Сancelable/async regexp

Regular expressions have exponential time worst case complexity and its usage are blocking operations. This provides the ability of ReDoS attack.

time node -e '/A(B|C+)+D/.test("ACCCCCCCCCCCCCCCCCCCCCCCCCCX")'
// real    0.529s

time node -e '/A(B|C+)+D/.test("ACCCCCCCCCCCCCCCCCCCCCCCCCCCCCX")'
// real    3.809s

My suggestion is to make regexp asynchronous and cancellable. This will allow us to reliably protect ourselves from such attacks in production, because we always (almost) know how complex the string is expected to be for a given matcher, and the other cases are most likely an attack and do not need to check them.

1 Like

Possible usage like this:

...
/regex/.test("string", 100) // Operations more than 100ms returns false
...

or:

/regex/.test("string", 100) // Operations more than 100ms throws error
        .catch(() => false)

maybe even:

function check(str) {
    const re = new RegExp('regex');

    return new Promise(function (resolve, reject) {
        re.onDone(resolve);
        re.onCancel(reject);

        setTimeout(function () {
            re.cancel();
        }, 100);

        re.test(str)
    });
}

I agree that with thier current semantics, RegExps are not safe to use in production. I proposed an alternative recently that got support from @jridgewell, but didn't get any traction with implementers (the Chrome and Safari team).

They are instead working on preventing backtracking when possible.
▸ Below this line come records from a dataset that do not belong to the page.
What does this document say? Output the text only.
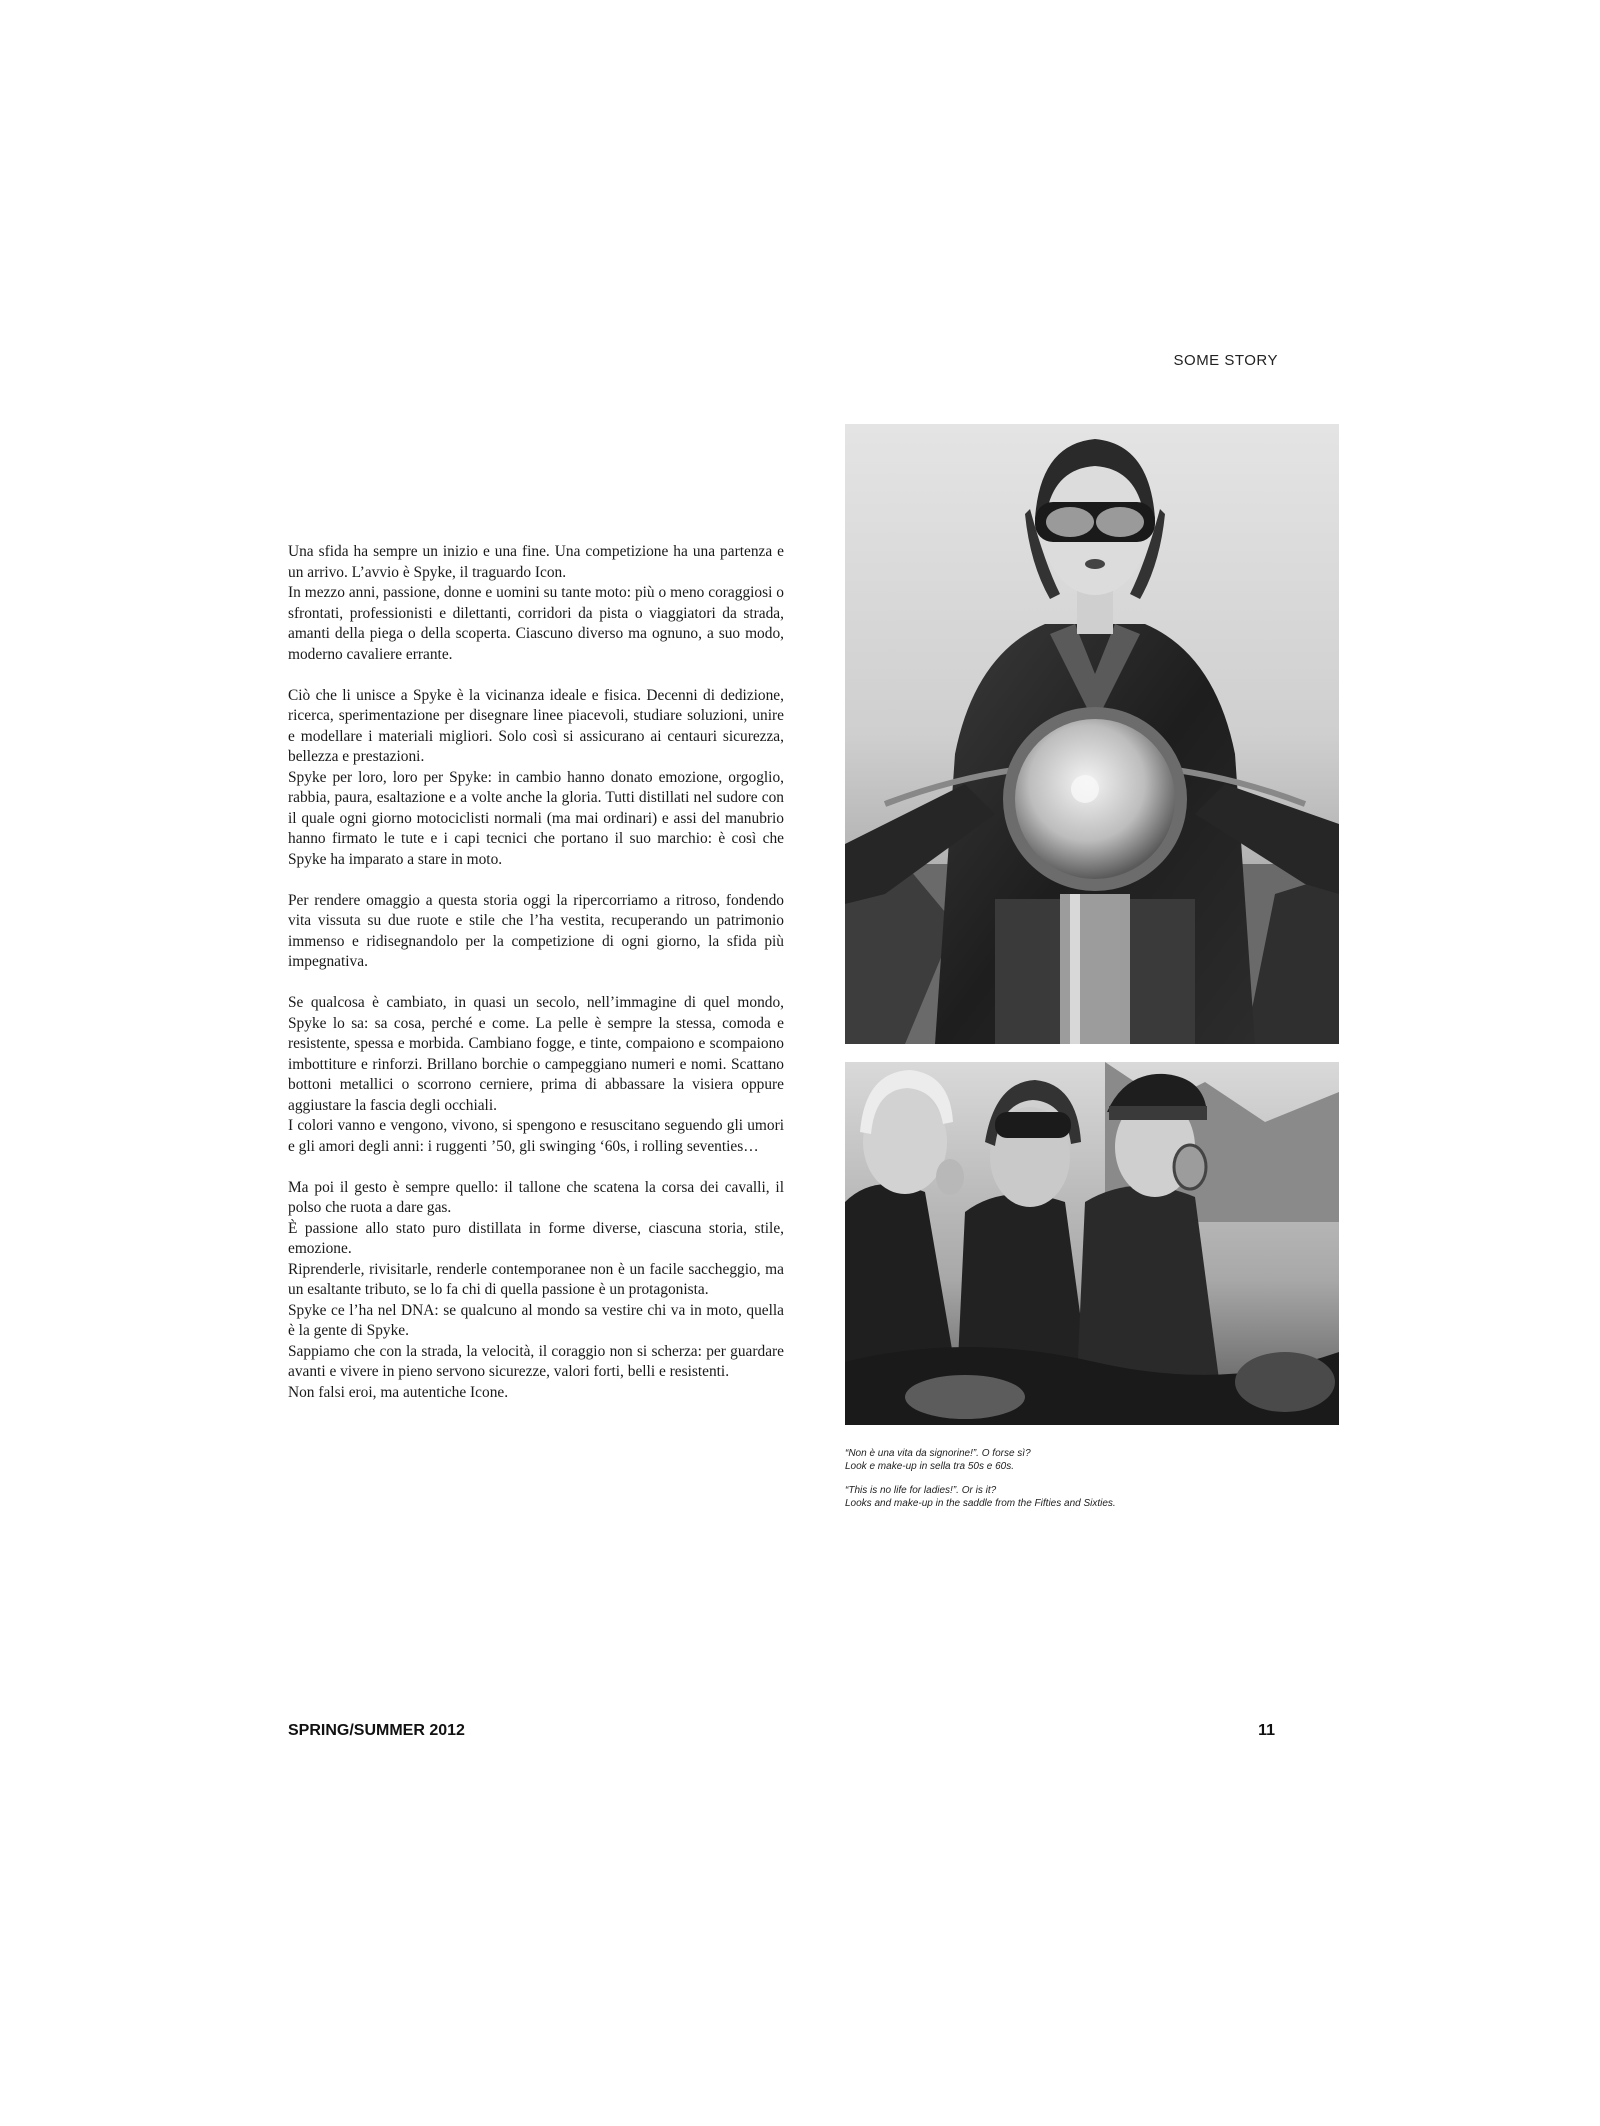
SOME STORY

Una sfida ha sempre un inizio e una fine. Una competizione ha una partenza e un arrivo. L’avvio è Spyke, il traguardo Icon.
In mezzo anni, passione, donne e uomini su tante moto: più o meno coraggiosi o sfrontati, professionisti e dilettanti, corridori da pista o viaggiatori da strada, amanti della piega o della scoperta. Ciascuno diverso ma ognuno, a suo modo, moderno cavaliere errante.

Ciò che li unisce a Spyke è la vicinanza ideale e fisica. Decenni di dedizione, ricerca, sperimentazione per disegnare linee piacevoli, studiare soluzioni, unire e modellare i materiali migliori. Solo così si assicurano ai centauri sicurezza, bellezza e prestazioni.
Spyke per loro, loro per Spyke: in cambio hanno donato emozione, orgoglio, rabbia, paura, esaltazione e a volte anche la gloria. Tutti distillati nel sudore con il quale ogni giorno motociclisti normali (ma mai ordinari) e assi del manubrio hanno firmato le tute e i capi tecnici che portano il suo marchio: è così che Spyke ha imparato a stare in moto.

Per rendere omaggio a questa storia oggi la ripercorriamo a ritroso, fondendo vita vissuta su due ruote e stile che l’ha vestita, recuperando un patrimonio immenso e ridisegnandolo per la competizione di ogni giorno, la sfida più impegnativa.

Se qualcosa è cambiato, in quasi un secolo, nell’immagine di quel mondo, Spyke lo sa: sa cosa, perché e come. La pelle è sempre la stessa, comoda e resistente, spessa e morbida. Cambiano fogge, e tinte, compaiono e scompaiono imbottiture e rinforzi. Brillano borchie o campeggiano numeri e nomi. Scattano bottoni metallici o scorrono cerniere, prima di abbassare la visiera oppure aggiustare la fascia degli occhiali.
I colori vanno e vengono, vivono, si spengono e resuscitano seguendo gli umori e gli amori degli anni: i ruggenti ’50, gli swinging ‘60s, i rolling seventies…

Ma poi il gesto è sempre quello: il tallone che scatena la corsa dei cavalli, il polso che ruota a dare gas.
È passione allo stato puro distillata in forme diverse, ciascuna storia, stile, emozione.
Riprenderle, rivisitarle, renderle contemporanee non è un facile saccheggio, ma un esaltante tributo, se lo fa chi di quella passione è un protagonista.
Spyke ce l’ha nel DNA: se qualcuno al mondo sa vestire chi va in moto, quella è la gente di Spyke.
Sappiamo che con la strada, la velocità, il coraggio non si scherza: per guardare avanti e vivere in pieno servono sicurezze, valori forti, belli e resistenti.
Non falsi eroi, ma autentiche Icone.

“Non è una vita da signorine!”. O forse sì?
Look e make-up in sella tra 50s e 60s.
“This is no life for ladies!”. Or is it?
Looks and make-up in the saddle from the Fifties and Sixties.
SPRING/SUMMER 2012	11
I don't think it is the safest way forward though. Either what you propose or possessive RegExps give the ultimate power to users and both options can be tested exhaustively.

OTOH, engine optimizations can fail or regress in corner cases that escape testing.

I just want to have possibility to avoid event loop blocking, besides it doesn't contradicts to yours proposal :)

Indeed, I wanted to give you what seems like relevant information on the topic

@nskulikov, this is actually already possible in javascript in both browsers and node.js.

In the browser, we have web workers. And in node.js, we have the Worker class from the node:worker_threads package. I had to implement a worker thread for running a regex test server-side for a project where I knew the regex was susceptibly sourced from user input. I just used a worker, and passed the regex and test string. I then even terminated it after 5 seconds if it didn’t complete by then (probably longer than needed, but I can always tweak it).

1 Like